Caliope's Avatar Caliope 10:21 AM 02-26-2013

http://www.amazon.com/Our-Last-Best-Shot-Adolescence/dp/1573228753/ref=cm_cr_pr_product_top

 

Our Last Best Shot: Guiding Our Children Through Early Adolescence 

 

I read this book when my dd was 11 and in the throes of puberty and it really helped me.  It's not your typical parenting book --the author profiles 12 very different kids and their families. 


queenjane's Avatar queenjane 04:30 PM 02-26-2013
Quote:
Originally Posted by meemee View Post

oh i think there's a LOT of similarities between the changes that go on between a 5 year old and a 10 year old. 

 

there are subtle changes that ECE classes dont teach about. defiance, independence, kinda mixed up inside. those are similar things between a 5 and 10 year old. at least in my experience between the kids i know as well as dd. its more about reevaluating parenting.

 

now a 5 and 12 or 13 year old - yeah prepostorous. but a 5 and 10 not. 

 

yes at 10 there are some adolescent things happening - but its more about the parent (esp. if their interests were v. different from their own 10 year old) learning what normal is at 10. at 10 there IS no normal. some are interested in adolescent stuff - some not. esp. they havent really got any breast buds. 

 

How are the bolded words different for any other age...? You could use those terms to explain a 13 yr old or 16 yr old or 4 yr old too. I guess i'm just a little confused.

 

My daughter just turned 11. I have found the last few months of age 10 going into age 11 harder than the first half of age 10. I suspect that 11 and 12 will be more complicated as well.

 

I'd think it more logical to say a 10 yr old is more like a 12 yr old than a 5 yr old. Plus...all kids develop at a different pace, my friend's daughter is just six months older but SO different in terms of physical development, emotional maturity etc.

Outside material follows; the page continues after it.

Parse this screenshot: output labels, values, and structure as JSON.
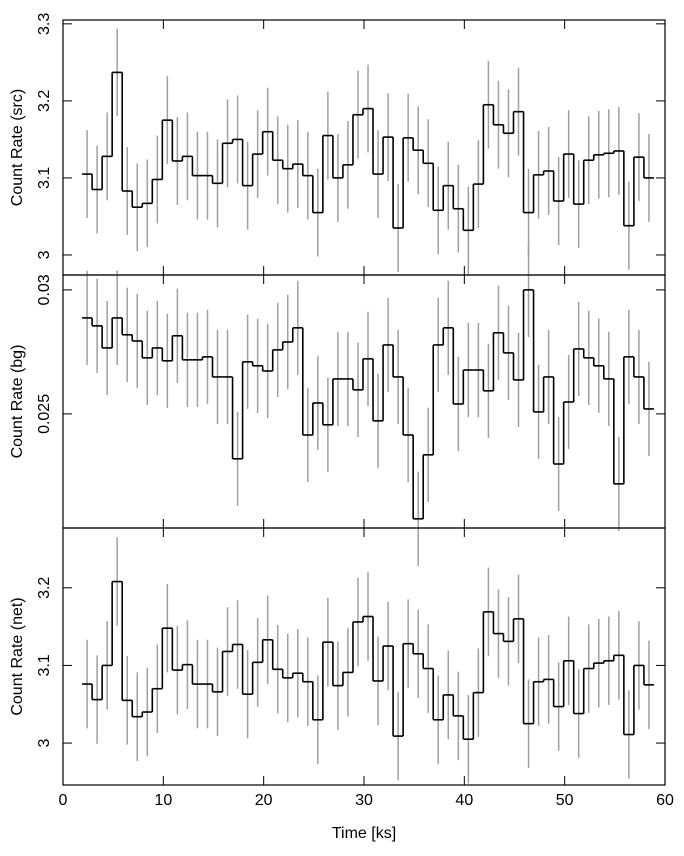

IdentityCrisisMama's Avatar IdentityCrisisMama 05:22 PM 02-26-2013

Meemee's ideas about stages repeating and being somewhat cyclical is something that resonates with my experience as a parent and also something that I feel I've read some scholarship on at some time or another. Not enough that I'd choose the Age 5 of the Bates Aimes books over the age 11 but enough that I think it's worth thinking about and I'm sure it's been studied. I actually have the Age 11 Bates Aimes book and I'll browse through it to see if there is any reference. I'll also talk to my child's principal this week because I know she's a fan of thinking of ages and stages repeating. I do know that the term "little adolescence" isn't unfamiliar at all. 

 

I'll also concur (much as I'd like not to) that the American Girl series of books is rather good. I also love the "Isn't it Amazing" series for kids.